Unsurprisingly, VIZ Media’s inaugural interactive publishing extends a chatty narrative conveyed through manga-like character portraits. What is unexpected is the ingenuity behind The World Next Door’s real-time mechanics, which offer an innovative twist on match-three tradition. Although the title doesn’t always offer enough incentive or variation across its six-to-seven-hour playtime, there’s certainly a viable foundation established for a sequel.
As the title implies, Next Door is set in a realm divided by two dimensions. Where Earth has shaped a civilization built on technology, the parallel world Emrys is dominated by magic. Pushing for a peaceful coexistence, the two domains nurture alliance through the once-in-a-generation opening of a portal that permits a lottery winner to visit the parallel world. You play at Jun, a mask and crop-top wearing human who has the opportunity to go to Emrys. But woefully, your holiday goes awry when the portal closes before you can return home.
On the upside, you have a cast of friendly characters on hand to help assist you in journeying back to Earth. But the disturbing downside is that the magic-based environment of Emrys is steadily killing Jun. Escape entails visiting several shrines to collect special glyphs that can assist your efforts. However, monsters known as Grievances linger across each of these areas, ensuring that collecting these magical items won’t be easy.
Developer Rose City Games attempt to endow The World Next Door with a rich lore and eccentric cast. Unfortunately, the results are uneven. With muted colors and an abundance of stone, the handful of environments you’ll visit in Emrys offer muted tones feel certainty feel otherworldly. But all too often the conversations you’ll have with Emrys’ denizens are rooted in the routine. This is especially true when the title opts for a conversation of text messages like “yo, girl” and “whr you at?” on a cracked mobile phone interface. All too often, Next Door feels like you’re forced to overhear a conversation between middle schoolers on a morning commute. There are moments when the game reaches for sentiment, but by that time you’ll likely have stopped caring about most of the characters.

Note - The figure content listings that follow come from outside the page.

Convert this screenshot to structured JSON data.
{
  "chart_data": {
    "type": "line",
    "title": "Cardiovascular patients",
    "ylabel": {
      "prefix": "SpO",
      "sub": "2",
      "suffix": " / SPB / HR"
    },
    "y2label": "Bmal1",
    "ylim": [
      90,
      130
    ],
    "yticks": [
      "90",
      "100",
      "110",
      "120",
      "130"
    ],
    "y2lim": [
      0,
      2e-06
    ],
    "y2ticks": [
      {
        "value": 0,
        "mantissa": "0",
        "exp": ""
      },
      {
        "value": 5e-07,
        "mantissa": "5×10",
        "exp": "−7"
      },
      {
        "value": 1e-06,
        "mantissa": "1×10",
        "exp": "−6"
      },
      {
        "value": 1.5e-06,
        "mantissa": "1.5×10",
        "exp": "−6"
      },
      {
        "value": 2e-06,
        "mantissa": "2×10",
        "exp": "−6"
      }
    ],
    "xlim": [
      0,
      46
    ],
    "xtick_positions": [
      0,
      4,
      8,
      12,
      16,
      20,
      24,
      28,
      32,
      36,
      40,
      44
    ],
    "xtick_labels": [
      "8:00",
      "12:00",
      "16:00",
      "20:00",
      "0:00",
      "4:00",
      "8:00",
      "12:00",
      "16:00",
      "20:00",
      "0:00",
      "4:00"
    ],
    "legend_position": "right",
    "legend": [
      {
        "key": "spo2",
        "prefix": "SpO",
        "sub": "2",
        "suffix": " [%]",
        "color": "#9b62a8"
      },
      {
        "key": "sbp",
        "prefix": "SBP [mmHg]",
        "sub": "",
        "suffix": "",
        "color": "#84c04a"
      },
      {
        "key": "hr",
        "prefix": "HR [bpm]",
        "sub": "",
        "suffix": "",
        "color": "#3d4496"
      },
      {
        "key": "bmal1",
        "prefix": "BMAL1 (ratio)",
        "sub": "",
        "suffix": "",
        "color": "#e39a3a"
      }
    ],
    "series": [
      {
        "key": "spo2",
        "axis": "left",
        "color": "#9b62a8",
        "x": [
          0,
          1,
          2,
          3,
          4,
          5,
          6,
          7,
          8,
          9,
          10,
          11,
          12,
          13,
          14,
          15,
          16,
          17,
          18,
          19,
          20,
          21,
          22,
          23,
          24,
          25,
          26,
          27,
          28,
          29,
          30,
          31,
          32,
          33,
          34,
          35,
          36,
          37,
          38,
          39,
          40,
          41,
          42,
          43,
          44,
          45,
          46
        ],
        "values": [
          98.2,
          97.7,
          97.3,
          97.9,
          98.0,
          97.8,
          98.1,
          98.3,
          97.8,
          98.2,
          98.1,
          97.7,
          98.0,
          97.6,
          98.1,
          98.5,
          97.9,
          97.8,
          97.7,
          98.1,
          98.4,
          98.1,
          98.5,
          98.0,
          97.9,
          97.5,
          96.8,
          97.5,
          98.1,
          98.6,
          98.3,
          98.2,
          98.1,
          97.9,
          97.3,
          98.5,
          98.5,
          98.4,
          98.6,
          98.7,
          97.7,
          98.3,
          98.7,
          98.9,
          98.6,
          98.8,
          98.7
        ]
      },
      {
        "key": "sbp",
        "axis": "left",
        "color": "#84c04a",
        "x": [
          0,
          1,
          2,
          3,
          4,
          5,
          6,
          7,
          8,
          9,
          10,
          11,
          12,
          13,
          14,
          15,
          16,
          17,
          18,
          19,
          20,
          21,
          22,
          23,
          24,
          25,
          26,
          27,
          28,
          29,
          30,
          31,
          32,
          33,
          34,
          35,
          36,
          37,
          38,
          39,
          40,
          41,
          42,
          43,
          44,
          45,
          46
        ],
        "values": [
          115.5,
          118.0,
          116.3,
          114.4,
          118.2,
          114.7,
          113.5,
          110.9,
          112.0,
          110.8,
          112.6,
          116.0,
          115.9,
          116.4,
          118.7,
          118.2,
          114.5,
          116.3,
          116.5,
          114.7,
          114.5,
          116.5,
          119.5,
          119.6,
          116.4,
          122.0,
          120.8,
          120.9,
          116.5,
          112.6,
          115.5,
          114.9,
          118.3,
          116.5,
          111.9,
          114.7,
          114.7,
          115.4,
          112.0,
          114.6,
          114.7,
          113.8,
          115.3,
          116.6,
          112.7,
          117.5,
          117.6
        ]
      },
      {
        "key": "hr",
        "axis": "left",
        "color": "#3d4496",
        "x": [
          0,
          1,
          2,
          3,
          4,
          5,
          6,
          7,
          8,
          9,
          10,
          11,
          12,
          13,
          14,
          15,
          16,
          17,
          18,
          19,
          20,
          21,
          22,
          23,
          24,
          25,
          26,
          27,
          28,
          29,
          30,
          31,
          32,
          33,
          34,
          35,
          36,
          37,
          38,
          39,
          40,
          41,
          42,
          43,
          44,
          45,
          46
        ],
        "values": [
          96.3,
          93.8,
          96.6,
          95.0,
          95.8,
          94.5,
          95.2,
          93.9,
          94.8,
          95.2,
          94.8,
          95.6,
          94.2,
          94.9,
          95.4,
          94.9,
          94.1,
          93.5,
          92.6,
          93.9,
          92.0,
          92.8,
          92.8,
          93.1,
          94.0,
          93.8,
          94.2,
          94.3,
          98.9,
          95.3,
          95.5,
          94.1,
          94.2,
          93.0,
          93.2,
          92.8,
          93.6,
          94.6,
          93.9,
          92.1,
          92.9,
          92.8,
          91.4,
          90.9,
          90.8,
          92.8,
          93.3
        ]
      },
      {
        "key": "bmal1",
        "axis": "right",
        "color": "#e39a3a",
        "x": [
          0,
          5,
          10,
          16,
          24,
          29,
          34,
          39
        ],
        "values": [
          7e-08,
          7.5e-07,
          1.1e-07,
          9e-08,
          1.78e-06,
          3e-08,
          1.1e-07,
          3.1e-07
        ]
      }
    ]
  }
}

Periodically, you’ll be able to pick from different dialog selections when responding to characters. Selections won’t radically change the plotline, but they will generate different replies from people. In theory, there could have offered an opportunity to find out more about Next Door’s intriguing context. But the succulent, mundane replies mirror the type of answer you’d get from a student rather than the type of exposition from a skilled storyteller. For most of my time with The World Next Door, I longed for an omniscient narrator to replace the bits of information gleaned from conversation.
Fortunately, there’s redemption to be found in Next Door’s gameplay. Here, you character is able to walk around freely across grid of different symbols. Press the action button when you’re on a set of three or more of the same runes and you’ll summon a spell which flies at the Grievance. Depending on the symbol and color, you can activate different types of attacks and even regenerate a bit of health. And you’ll definitely need the latter. Grievances will stalk you on the grid, rousing spells of their own. If you permit them to come too close, they’ll strike with vicious melee attacks.
If you’re able to combine a set of four or more runes, special symbols appear. If you’re able to unite these, you’ll summon an ally that brings special skills to the fight. But other than this addition, don’t expect Next Door’s combat to change in any notable way. Largely, this feels like a missed opportunity. While there’s a multitude of sidequests to take on, there’s little incentive for competition. Ideally, you could have leveled up your arsenal of spells, learning new attacks, or experience some other RPG-like stat progression. Instead, there’s little reward for taking on these duties.
Certainly, there’s fun to be had in The World Next Door. Fighting Grievances offers a new twist on match-three formula that holds potential. But disappointingly, the game neglects to build on it, resulting in a largely unvarying five-hour experience. Still, there’s hope for a sequel.